If you do bring utensils, make sure that they’re plastic. Silverware from home is inconvenient to transport, and even more annoying to collect when people are finished.
Also consider bringing alternative food for people who are not meat eaters. Carrot sticks and granola bars are always good, but oranges and bananas are great options.
Keep in mind that football season kicks off during late summer and goes into fall and winter. It’s good to plan different menus for tailgating throughout the year. No one wants to dive into a bowl of chili when it’s 90 degrees outside.
Most importantly, when getting ready to tailgate, make sure not to overthink it.
“I always say that hot dogs with friends taste better than a 10-course meal cooked by the finest chef in the world (while) sitting down at a table with people we don’t like,” Cahn said.
Taking a minute to walk around to see what other people are doing is always smart. It is a great way to get familiar with the scene.
Make sure to wear the team’s colors. Tailgating is about meeting people, and nothing can strike up a conversation faster than rooting for the same team.
“There’s a difference between watching a Mardi Gras parade and painting your face and putting on a mask and walking around and being a part of it,” Cahn said. “Be part of the team.”
Plenty of fans who attend games in the Bay Area take BART, which prevents them from bringing tailgating essentials like grills and RVs. But according to Cahn, that shouldn’t be a reason to not join the party.
For people who take public transportation, bringing a small cooler filled with sausages or condiments to share with others is a good way to be part of the tailgate party. As long as you’re honest with tailgaters, they will often let you use their grill and invite you over, Cahn said.
If bringing a cooler is too inconvenient, pick up sandwiches from a deli close to the stadium or bring a bucket of chicken to share with people, Cahn said.
Some fans are unable to attend games every week. For some, tailgating at home is their next best option.

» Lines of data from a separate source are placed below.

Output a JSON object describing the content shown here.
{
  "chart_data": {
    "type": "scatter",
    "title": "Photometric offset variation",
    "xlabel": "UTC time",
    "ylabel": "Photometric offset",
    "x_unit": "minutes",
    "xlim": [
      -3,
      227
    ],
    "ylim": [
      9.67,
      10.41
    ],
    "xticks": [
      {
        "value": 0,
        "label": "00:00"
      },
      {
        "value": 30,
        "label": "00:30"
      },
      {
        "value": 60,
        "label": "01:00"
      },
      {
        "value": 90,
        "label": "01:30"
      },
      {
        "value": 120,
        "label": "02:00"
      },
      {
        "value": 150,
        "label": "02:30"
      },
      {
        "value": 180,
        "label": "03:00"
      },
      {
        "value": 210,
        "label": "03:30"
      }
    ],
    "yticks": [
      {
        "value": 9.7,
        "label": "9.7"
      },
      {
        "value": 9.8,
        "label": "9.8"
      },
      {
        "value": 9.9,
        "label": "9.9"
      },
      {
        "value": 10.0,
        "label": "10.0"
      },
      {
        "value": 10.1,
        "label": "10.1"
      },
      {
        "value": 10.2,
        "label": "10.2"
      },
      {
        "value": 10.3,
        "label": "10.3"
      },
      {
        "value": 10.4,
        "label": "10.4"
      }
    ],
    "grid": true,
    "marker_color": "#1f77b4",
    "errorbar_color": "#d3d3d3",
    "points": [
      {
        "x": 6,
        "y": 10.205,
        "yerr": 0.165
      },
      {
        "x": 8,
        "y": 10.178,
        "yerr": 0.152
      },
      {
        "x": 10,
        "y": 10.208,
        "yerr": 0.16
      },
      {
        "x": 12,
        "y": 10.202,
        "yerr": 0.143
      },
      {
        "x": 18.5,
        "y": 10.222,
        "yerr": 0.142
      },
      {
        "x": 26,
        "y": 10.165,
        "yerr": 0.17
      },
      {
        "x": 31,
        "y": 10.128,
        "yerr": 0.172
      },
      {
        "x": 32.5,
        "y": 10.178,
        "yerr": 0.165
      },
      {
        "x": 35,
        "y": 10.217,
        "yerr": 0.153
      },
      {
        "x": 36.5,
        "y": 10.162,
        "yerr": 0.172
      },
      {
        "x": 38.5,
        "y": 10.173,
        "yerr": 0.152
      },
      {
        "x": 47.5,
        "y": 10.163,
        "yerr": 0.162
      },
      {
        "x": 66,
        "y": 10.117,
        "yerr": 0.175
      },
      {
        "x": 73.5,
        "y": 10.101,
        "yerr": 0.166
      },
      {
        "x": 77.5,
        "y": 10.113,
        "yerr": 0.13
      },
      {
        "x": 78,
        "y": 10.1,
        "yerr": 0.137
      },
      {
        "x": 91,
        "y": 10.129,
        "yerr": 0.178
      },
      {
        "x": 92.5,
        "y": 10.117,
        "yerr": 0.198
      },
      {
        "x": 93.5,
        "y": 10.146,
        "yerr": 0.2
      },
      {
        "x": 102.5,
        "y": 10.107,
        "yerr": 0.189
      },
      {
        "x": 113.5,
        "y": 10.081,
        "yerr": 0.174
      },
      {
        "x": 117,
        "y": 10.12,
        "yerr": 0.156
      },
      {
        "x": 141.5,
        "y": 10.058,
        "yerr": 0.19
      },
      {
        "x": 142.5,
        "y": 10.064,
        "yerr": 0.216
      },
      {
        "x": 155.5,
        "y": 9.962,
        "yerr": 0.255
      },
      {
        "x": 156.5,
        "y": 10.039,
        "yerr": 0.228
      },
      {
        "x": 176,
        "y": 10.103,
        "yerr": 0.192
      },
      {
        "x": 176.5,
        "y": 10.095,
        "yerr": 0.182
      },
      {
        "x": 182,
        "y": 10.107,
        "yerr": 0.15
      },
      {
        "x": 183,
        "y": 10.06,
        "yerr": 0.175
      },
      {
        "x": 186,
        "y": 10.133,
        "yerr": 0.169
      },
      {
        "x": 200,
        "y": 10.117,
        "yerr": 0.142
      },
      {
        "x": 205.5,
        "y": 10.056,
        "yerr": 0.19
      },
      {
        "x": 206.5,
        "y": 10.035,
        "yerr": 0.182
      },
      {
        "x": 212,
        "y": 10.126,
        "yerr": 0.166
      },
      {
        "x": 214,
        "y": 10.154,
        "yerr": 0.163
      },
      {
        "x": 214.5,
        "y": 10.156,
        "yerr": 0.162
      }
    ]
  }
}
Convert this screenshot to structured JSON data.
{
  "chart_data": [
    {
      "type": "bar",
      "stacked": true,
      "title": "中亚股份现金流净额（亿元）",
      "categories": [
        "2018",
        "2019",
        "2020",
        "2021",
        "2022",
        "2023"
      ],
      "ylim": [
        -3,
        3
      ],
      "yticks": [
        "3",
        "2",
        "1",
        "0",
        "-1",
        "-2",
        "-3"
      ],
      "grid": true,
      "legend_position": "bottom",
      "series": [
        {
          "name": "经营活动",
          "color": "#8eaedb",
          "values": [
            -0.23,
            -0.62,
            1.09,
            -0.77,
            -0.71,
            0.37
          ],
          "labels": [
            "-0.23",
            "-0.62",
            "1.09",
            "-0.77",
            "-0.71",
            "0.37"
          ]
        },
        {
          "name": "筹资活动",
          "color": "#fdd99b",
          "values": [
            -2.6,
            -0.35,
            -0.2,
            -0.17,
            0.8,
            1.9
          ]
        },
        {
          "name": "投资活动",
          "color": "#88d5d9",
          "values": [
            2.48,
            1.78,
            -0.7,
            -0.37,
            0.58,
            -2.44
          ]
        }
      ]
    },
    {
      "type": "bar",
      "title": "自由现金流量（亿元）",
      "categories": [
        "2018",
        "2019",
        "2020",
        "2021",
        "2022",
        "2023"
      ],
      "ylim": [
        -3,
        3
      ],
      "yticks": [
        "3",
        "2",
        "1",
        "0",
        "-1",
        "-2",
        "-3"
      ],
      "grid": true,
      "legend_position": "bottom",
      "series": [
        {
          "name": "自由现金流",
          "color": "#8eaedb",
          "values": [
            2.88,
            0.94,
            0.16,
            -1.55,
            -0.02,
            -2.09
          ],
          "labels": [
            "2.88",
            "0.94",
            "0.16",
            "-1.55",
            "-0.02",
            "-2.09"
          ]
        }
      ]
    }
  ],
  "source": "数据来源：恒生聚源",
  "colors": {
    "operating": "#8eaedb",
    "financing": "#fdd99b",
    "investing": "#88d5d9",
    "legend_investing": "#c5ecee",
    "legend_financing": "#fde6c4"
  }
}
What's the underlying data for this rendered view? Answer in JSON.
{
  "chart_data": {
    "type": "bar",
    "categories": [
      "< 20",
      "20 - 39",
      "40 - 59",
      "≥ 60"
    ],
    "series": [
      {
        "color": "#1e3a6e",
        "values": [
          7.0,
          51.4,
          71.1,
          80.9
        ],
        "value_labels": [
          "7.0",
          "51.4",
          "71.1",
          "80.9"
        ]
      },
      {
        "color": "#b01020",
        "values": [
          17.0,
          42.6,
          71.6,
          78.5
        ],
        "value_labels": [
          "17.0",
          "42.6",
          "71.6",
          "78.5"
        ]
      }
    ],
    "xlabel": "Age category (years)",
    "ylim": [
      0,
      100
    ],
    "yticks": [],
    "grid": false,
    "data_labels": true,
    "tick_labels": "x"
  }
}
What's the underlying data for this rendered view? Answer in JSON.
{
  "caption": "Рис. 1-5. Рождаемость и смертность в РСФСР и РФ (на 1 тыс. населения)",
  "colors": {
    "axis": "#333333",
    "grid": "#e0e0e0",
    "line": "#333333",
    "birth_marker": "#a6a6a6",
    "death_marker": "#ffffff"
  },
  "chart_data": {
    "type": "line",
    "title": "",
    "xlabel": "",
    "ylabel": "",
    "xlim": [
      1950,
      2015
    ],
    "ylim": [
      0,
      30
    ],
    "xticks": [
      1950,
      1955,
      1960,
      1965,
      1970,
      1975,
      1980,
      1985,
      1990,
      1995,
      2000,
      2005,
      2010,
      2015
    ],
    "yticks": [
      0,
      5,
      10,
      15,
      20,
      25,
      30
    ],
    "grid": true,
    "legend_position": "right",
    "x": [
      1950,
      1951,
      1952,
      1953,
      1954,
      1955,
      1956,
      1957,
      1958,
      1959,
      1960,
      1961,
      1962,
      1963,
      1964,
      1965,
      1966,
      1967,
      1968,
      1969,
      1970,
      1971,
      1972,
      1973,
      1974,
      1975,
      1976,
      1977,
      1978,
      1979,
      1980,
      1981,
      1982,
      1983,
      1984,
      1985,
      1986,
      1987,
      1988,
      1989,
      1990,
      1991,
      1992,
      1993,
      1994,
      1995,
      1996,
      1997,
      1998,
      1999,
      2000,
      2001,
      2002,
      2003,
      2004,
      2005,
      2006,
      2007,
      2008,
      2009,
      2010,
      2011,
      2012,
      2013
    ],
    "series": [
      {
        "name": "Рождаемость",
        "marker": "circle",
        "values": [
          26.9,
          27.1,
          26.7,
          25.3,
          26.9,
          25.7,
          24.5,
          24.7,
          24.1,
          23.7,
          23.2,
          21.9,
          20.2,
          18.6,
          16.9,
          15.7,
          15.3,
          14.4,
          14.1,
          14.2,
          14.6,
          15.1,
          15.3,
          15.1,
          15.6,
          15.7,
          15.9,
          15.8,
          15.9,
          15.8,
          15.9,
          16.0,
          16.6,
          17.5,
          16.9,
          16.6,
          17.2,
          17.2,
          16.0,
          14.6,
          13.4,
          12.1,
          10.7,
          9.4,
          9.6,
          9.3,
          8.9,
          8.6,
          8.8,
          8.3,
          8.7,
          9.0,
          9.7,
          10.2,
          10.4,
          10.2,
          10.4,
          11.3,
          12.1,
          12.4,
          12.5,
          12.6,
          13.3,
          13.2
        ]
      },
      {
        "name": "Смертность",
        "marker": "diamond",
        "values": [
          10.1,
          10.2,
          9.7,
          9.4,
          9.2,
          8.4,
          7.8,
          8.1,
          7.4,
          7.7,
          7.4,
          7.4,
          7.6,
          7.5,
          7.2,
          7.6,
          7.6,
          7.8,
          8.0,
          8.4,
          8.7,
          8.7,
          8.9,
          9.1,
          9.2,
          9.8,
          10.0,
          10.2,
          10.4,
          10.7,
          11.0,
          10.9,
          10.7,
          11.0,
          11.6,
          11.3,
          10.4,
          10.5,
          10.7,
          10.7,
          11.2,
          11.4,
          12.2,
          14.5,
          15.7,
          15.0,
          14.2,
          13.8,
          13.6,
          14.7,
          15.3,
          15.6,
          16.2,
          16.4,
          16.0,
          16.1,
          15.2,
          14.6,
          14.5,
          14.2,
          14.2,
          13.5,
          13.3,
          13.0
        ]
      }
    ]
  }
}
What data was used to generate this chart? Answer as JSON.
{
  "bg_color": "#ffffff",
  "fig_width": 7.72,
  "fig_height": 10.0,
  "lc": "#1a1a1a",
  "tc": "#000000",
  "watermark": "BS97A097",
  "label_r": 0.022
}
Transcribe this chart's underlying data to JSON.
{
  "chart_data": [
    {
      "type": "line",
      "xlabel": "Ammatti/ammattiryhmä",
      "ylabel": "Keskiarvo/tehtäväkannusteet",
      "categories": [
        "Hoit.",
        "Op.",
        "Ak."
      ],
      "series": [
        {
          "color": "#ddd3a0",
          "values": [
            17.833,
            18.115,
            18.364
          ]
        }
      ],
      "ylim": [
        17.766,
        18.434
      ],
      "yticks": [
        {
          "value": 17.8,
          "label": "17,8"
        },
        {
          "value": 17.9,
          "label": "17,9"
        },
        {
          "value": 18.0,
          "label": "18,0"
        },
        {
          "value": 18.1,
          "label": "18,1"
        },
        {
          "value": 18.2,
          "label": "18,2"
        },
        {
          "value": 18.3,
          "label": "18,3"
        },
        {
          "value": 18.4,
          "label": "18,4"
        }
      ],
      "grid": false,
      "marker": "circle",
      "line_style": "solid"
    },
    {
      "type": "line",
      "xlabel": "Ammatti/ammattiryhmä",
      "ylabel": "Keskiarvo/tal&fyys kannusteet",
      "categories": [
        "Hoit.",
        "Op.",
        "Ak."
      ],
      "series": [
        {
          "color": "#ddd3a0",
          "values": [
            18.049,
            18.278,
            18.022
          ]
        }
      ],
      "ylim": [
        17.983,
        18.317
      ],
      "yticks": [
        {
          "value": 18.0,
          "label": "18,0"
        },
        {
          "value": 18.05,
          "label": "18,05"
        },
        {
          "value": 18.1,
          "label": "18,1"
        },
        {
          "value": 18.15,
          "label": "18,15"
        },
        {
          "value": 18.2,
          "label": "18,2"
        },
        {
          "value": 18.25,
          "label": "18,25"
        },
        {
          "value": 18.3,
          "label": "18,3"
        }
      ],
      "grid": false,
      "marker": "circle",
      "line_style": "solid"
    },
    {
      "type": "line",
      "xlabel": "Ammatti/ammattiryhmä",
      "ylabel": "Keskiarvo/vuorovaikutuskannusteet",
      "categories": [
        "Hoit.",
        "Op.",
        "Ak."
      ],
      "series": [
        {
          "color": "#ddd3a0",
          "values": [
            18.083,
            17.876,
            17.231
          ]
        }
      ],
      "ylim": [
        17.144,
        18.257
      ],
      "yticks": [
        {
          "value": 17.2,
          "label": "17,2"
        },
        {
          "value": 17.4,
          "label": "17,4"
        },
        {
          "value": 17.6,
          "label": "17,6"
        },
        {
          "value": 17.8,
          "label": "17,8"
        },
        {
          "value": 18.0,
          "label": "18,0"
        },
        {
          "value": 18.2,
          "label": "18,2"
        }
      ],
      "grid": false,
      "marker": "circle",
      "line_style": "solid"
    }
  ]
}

Sometimes tailgating at home can be a lot more fun than going to the stadium. Lines to the bathroom are shorter, and the fact that it’s a bathroom and not a portable toilet is a win in itself. It is more convenient to be at home, because things are more readily available. And rain or shine, the party goes on.
To boost the experience at home, have something at your house themed to where the team is playing if they’re on the road.
One of the most important things to remember while tailgating at home is to keep the food outside of the television room, Cahn said, because there is nothing worse than somebody getting up to get peanuts across the table blocking everyone else’s view. Food should be kept in a separate room or off to the side.
Cahn also recommends individual packs of chips so that people don’t double dip. Hosts may also want to consider putting trail mix in individual plastic bags so that picky eaters are not touching everything as they sort through a bowl.
As Cahn put it, tailgating is people bringing their backyard to another place. And the best compliment that tailgaters can give you is for them to invite you to their makeshift home in a stadium parking lot.
“The difference between friends and acquaintances is when you break bread with someone,” Cahn said.
Bringing a camera and taking photos of people cooking is also a good idea, because people love to share their recipes, Cahn said.